Good reads from around the Web.
I don’t easily back down in what I’ll pompously call ‘intellectual debates’ (which I have all the time with everyone, to everyone’s annoyance).
But I will change my mind, if persuaded.
For example I was far more left-wing at University – having been “to the right of Genghis Khan” as a schoolboy, as my dad once quipped.
Today I’m pretty centrist (though libertarian if not an outright anarchist on personal freedoms and so on).
Traveling from Left to Right with age is not an unusual journey, but I do think it demonstrates the flexibility to change my mind.
Being wrong the right way
This is relevant to our discussions here, because if I was to pick one thing that’s most changed my active investing after more than a decade at the coal face, it’s probably that I’ve cultivated an ability to more quickly decide I’m wrong.
And then to sell, sell, sell.
This is not as easy as it sounds.
As the on-point Morgan Housel recently noted in a Motley Fool article:
One of the hardest parts of investing is finding the balance between:
- Riding out periods temporarily unfavorable to your views.
- Realizing your views are wrong and moving on.
It’s the difference between patience and stubbornness, and can separate the ruined from the rich.
Sell your lagging value shares too readily, and you’ll cultivate a Buy High, Sell Low strategy that’s bound to end in tears.
Or on the growth investing angle, be to quick to dump winners because you now see they’re possibly overvalued, and you’ll probably never enjoy big gains from the handful of hot shares that generate most returns in bull markets.
Obvious corollary alert: This challenge is exactly why most people will be best off not trying to pick stocks or to time markets, and to invest passively instead.
(Maybe me too! Time will tell.)
One career ruining call
For instance, Barry Ritholz reminded us this week at Bloomberg about the fall of the once-famed market timer Joseph Granville.
Granville moved markets. He made millions of dollars a year from his newsletter business, and when he urged his subscribers to sell everything on 7 January 1981 he apparently sent the US Dow index down 2.4%, on then-record volume.
What power!
Sadly, though, he was wrong. In fact America was just on the cusp of its greatest ever bull market.
Worse was his inflexibility. Ritholz notes that:
Granville, who died in 2013, never managed to admit his error or reverse himself; he ended up being consigned to the dustbin of history, his track record in tatters.
Mark Hulbert, who tracks the performance of investment newsletters, noted in 2005 that Granville’s letter was at the bottom of the “rankings for performance over the past 25 years – having produced average losses of more than 20% per year on an annualized basis.”
To be an active investor, you need to take a different view from the market. It demands a certain arrogance to take a contrary view to the world’s best guess.
But to believe the world is wrong and you are right for three decades! That’s hubris on a par with the great Greek myths.
Certainly, admitting you are wrong can get harder with time. But it’s doable.

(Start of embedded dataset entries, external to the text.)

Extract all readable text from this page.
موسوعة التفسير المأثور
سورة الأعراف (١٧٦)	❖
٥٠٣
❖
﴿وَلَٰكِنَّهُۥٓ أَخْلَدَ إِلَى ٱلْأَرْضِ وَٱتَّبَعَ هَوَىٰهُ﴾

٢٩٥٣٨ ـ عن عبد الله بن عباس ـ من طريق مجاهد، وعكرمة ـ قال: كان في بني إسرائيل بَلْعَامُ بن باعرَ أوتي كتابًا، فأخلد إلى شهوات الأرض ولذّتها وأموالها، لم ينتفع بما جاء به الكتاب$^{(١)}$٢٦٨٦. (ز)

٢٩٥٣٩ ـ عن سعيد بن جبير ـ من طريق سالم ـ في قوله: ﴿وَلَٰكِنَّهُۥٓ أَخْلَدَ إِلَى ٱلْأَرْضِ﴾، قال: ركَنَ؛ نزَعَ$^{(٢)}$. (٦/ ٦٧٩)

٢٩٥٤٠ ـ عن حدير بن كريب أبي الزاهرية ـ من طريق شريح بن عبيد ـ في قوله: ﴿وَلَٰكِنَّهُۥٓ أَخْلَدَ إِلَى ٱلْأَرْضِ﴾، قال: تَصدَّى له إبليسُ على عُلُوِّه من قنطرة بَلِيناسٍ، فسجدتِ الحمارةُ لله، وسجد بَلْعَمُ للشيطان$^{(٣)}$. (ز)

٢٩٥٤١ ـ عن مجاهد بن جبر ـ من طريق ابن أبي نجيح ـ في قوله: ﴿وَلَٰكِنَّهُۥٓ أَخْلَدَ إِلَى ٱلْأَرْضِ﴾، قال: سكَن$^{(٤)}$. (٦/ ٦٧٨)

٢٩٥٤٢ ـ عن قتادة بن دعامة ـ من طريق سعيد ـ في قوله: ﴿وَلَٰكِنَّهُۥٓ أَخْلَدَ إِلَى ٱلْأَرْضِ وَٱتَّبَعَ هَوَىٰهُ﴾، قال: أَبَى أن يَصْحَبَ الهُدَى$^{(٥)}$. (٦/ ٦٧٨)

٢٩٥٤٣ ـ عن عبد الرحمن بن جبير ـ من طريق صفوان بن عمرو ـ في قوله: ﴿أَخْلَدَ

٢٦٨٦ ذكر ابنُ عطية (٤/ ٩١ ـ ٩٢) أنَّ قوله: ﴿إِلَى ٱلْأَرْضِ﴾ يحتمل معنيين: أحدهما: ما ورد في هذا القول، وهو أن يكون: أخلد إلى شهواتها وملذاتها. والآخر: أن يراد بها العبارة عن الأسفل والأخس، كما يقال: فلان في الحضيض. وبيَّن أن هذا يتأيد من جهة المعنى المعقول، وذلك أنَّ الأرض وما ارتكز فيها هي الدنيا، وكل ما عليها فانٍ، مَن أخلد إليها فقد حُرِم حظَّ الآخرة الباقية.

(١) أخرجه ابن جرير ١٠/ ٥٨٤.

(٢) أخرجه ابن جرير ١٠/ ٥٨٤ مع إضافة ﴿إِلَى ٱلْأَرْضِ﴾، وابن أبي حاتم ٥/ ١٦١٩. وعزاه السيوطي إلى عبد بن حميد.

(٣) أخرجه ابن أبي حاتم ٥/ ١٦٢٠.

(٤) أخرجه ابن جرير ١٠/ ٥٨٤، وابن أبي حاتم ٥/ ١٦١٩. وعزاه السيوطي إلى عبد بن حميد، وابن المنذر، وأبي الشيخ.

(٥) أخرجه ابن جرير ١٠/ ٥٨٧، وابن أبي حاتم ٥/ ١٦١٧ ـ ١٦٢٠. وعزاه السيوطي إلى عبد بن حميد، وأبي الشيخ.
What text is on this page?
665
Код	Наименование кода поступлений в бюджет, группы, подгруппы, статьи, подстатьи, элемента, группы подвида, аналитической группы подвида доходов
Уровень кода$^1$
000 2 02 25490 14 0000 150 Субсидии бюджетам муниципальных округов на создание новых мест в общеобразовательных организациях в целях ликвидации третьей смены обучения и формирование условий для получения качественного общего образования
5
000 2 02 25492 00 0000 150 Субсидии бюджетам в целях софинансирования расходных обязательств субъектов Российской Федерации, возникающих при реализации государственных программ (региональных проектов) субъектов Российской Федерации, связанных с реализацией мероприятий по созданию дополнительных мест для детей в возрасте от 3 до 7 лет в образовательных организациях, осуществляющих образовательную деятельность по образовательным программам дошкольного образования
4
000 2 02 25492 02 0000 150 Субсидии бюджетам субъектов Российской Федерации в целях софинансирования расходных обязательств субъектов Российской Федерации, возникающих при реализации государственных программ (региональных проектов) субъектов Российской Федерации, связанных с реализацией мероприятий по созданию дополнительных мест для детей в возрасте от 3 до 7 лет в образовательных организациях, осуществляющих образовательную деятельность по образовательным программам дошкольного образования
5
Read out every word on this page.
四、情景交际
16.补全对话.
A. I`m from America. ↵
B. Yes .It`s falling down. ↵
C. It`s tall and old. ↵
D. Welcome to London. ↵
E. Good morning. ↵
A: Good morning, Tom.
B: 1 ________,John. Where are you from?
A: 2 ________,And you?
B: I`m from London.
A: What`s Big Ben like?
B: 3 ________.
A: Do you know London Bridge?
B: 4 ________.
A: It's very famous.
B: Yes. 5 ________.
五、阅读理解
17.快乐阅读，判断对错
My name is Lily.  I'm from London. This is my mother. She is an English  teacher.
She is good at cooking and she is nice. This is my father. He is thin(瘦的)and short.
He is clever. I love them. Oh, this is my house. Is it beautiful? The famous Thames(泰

It took me about a decade to finally concede I was wrong not to buy a London flat in 2004, for instance. (And who knows, perhaps in 2025 I’ll see I am wrong not to buy one now…)
Staying humble and reminding yourself daily of your limits is I think essential – whether you’re an active investor, or a sensible passive investor whose strategy is built from day one on understanding the difficulties of all this decision making.
Foxy forecasting
We might ask why we find it so hard to intelligently prevaricate?
I suspect it’s to do with incentives.
In investing – and in much of the rest of life – people prefer you to be bold and wrong than to be undecided.
As a result, you’ll hear an active fund manager say “I don’t know” about as often as you’ll hear them say: “Yes, let’s see what we can do about the fees on that.”
As John Kay wrote this week:
In Expert Political Judgment
, Philip Tetlock demonstrated to little surprise that forecasters were not very good.
More surprising was his identification of the characteristics of good and bad forecasters.
Tetlock employs a distinction, credited to the Greek poet, Archilochus, but popularised by the philosopher, Isaiah Berlin, between hedgehogs and foxes.
Hedgehogs know one big thing; they have an all-encompassing world view and discover facts that confirm what they already know to be true. Foxes know many little things; they are eclectic in their sources of information and nuanced in their judgments.
Hedgehogs command more public attention but foxes make better forecasters.
Harry Truman, the former US president, (perhaps apocryphally) sought a one-handed economist who would not say “on the one hand” and “on the other”.
The two-handed approach corresponds to the reality of most complex issues. Yet modern business people, politicians and media seek the Truman type and find it in hedgehogs.
To grab attention and build a reputation, it is more important to be unequivocal than to be right.